As we always say, one of the best ways to explore a place is to mingle with the locals at the market, and that's especially true in a dynamic destination like Mexico City.
Locals Leigh Thelmadatter and Alejandro Linares Garcia share their insider market guide to Mexico City.
"I went from market to market for years, because Mexico is in its markets." - Pablo Neruda
The beauty of Mexico City's markets lies in the diversity. From antiques to livestock to authentic cuisine, there's something for everyone.
For the foodie ...
At the more food-centric markets, you will find small dishes called antojitos (cravings) which include tacos, quesadillas, filled tortillas, local specialties like barbacoa, huaraches, Mexican-style shrimp cocktails, fried bananas, fruit salads with tropical fruits and fresh squeezed juices, even beer and aged tequila.
MERCADO SAN JUAN
This is the city’s high-end food market, offering the freshest produce and the widest variety of fine cheeses and meats.
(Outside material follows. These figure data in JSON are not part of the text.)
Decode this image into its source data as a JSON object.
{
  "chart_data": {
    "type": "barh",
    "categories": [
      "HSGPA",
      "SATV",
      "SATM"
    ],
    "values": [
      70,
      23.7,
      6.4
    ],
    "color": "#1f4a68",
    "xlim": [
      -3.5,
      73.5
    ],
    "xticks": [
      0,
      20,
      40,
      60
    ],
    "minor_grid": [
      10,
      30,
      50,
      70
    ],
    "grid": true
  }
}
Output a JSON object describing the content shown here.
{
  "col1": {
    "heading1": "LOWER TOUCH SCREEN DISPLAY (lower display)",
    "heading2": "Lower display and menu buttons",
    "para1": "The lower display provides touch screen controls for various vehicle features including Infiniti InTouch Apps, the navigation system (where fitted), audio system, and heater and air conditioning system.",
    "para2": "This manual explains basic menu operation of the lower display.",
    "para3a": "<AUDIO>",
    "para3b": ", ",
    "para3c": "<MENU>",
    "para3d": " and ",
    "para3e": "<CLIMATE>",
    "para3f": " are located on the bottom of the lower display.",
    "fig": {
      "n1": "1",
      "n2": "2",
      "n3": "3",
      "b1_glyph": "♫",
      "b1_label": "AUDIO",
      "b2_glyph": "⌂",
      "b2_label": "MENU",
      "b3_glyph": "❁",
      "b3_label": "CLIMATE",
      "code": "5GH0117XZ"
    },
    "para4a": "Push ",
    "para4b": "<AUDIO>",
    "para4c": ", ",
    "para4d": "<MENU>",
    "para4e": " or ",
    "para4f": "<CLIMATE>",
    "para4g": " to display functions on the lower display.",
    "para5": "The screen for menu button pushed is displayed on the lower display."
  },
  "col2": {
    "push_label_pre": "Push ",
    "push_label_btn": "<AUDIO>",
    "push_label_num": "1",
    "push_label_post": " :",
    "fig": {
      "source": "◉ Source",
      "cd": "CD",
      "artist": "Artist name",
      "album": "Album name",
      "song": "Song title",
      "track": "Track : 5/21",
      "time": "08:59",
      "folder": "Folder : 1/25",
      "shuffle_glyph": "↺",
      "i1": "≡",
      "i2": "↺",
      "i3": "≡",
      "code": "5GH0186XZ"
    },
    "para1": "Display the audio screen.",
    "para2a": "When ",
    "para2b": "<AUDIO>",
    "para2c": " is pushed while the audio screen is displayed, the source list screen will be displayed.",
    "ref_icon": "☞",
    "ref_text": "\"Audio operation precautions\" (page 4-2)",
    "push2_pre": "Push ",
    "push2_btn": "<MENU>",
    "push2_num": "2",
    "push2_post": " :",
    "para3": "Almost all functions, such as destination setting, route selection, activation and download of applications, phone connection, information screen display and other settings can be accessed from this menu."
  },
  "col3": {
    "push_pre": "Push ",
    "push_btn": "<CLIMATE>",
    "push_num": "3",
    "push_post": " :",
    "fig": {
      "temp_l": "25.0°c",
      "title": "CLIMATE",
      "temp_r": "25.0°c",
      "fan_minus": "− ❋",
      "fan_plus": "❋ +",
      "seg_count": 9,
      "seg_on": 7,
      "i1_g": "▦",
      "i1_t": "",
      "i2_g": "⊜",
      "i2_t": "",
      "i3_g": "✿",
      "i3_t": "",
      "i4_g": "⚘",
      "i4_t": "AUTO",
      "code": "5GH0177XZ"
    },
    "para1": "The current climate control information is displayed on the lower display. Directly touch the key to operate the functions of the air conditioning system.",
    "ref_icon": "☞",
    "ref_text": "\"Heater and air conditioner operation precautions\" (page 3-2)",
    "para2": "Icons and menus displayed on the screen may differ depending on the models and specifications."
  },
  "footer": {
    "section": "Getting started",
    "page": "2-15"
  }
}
With imported and domestic products, there's everything even exotic meats and seafood like ostrich, alligator, manta ray, snails and more. Fine bottles of aged tequila can also be found and chefs roam the stalls daily.
One of the city’s of the oldest, and the largest of the traditional markets, is in the old La Merced monastery. From food to housewares, this market offers a variety of goods.
The market sits near what used to be the docks that received most of the foodstuffs from all over the Valley of Mexico, when it was still filled by five lakes and the city itself was an island.
Jamaica is pronounced ha-mai-ka, and named after the hibiscus flower. It is one of the largest vendors of produce but is best known as the city’s and country’s largest cut-flower and ornamental plant market.
This market specializes in live animals (including some illegal species), dishes and party supplies.
However, what makes this market notable are the aisles dedicated to herbal medicines and the occult, including paraphernalia related to Santeria and a skeletal figure known as Santa Muerte (Saint Death).
I've been to all of these, with La Merced being my favorite. I always find something new every time I go.